- Adoção de IA no Brasil saltou de 16,9% (2023) para 41,9% (2025), bem acima da média global, que foi de 8,7% para 20,2%.
- Uso de computação em nuvem atinge 66,1% das empresas brasileiras, acima da média mundial de 50,6%.
- Brasil consolida liderança latino-americana em infraestrutura digital, com 198 data centers em 2026 e investimentos internacionais apoiados por energia renovável e incentivos regulatórios.
- Foram registrados 38 modelos de linguagem entre 2020 e 2024, com 15 lançados no último ano; o ecossistema de chatbots soma 820 mil bots em operação e cerca de 7 bilhões de mensagens mensais.
- O principal gargalo é a formação de talentos: o número de profissionais de TI cresceu 47,4%, mas a taxa de conclusão de cursos da área fica em torno de 20%.
Brasil avança na adoção de inteligência artificial, mas enfrenta gargalos estruturais.

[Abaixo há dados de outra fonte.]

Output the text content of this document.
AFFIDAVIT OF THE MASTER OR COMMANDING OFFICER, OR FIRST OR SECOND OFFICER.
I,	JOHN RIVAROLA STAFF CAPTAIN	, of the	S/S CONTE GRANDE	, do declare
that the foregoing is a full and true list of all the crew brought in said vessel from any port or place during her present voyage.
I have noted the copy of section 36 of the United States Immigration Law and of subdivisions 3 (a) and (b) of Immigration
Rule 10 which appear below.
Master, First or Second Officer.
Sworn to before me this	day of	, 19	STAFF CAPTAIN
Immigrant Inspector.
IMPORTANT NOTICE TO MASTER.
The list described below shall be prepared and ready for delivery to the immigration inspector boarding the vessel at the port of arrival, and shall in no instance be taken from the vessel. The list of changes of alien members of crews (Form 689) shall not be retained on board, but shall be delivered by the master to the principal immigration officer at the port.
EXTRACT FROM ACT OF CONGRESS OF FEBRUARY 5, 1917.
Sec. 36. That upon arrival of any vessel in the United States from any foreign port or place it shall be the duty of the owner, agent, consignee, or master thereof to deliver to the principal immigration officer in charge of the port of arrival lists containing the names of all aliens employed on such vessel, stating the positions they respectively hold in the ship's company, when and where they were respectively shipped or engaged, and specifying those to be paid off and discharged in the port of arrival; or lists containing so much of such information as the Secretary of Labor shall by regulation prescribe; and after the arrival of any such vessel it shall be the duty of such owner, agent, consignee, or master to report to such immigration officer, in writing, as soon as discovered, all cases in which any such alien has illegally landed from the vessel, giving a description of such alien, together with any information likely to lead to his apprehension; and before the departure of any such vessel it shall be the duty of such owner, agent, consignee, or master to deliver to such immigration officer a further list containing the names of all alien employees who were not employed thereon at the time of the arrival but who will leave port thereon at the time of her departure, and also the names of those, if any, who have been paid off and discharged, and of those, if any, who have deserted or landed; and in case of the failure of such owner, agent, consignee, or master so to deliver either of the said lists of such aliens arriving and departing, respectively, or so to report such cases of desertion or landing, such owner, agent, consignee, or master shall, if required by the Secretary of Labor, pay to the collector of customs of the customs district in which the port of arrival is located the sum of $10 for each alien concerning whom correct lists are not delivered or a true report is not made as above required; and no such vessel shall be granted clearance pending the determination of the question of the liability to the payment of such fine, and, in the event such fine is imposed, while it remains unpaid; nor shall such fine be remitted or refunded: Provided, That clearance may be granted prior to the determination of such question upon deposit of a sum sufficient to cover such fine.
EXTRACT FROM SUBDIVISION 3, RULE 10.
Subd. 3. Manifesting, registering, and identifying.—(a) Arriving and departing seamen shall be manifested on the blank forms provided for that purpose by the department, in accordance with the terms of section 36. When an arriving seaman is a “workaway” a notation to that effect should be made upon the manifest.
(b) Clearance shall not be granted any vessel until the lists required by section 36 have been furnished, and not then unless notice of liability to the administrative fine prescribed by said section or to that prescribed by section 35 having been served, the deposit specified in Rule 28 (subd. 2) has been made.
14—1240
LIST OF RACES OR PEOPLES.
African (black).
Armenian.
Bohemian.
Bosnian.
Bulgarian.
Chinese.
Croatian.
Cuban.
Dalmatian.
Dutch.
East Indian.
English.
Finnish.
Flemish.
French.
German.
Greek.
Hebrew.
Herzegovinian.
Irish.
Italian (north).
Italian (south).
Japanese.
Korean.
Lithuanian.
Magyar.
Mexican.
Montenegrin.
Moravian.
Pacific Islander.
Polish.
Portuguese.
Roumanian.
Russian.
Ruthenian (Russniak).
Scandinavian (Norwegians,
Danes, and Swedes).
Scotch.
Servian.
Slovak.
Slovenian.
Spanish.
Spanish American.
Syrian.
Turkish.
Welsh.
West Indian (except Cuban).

Novos cadernos da série Panorama IA, do Observatório Softex, destacam aceleração do uso de IA nas empresas e desafios persistentes no ecossistema nacional.
Entre 2023 e 2025, a presença de IA nas empresas subiu de 16,9% para 41,9%, superando a média global, que passou de 8,7% para 20,2%. O movimento acompanha queda de barreiras e maior disponibilidade de soluções.
A infraestrutura de tecnologia também registra avanços. O uso de computação em nuvem atinge 66,1% das empresas, acima dos 50,6% mundiais. Entretanto, a cadeia global ainda é concentrada em poucos players nas fases-chave, como design de chips.
O Brasil consolida liderança regional com 198 data centers em 2026, atraindo investimentos por energia renovável, mercado interno robusto e incentivos regulatórios. O país se posiciona como polo latino-americano de infraestrutura digital.
No campo de modelos e serviços, o país registrou 38 modelos de linguagem entre 2020 e 2024, com 15 lançados no último ano. O português ganha relevância como ativo de dados no ecossistema.
O setor de plataformas e serviços exibe 820 mil bots de chat em operação e cerca de 7 bilhões de mensagens mensais, fortalecendo o uso de IA como vetor de crescimento econômico.
Apesar dos avanços, a formação de talentos permanece como principal gargalo. A TI cresceu 47,4% no período, mas a taxa de conclusão de cursos da área fica em torno de 20%, revelando evasão elevada.
Para Rayanny Nunes, da Softex, o momento representa um ponto de inflexão. A adoção de IA já não é apenas tecnológica, mas estratégica, exigindo novas competências e abrindo oportunidades em todas as regiões do país.
Os cadernos destacam avanços em pesquisa, inovação e adoção empresarial, além de iniciativas como o PBIA, Brasil Semicondutor/BRASIL SEMICON, Chip Tech Brasil e o desenvolvimento de modelos fundacionais nacionais. Persistem, porém, desafios como governança de dados, dependência tecnológica e desigualdades regionais.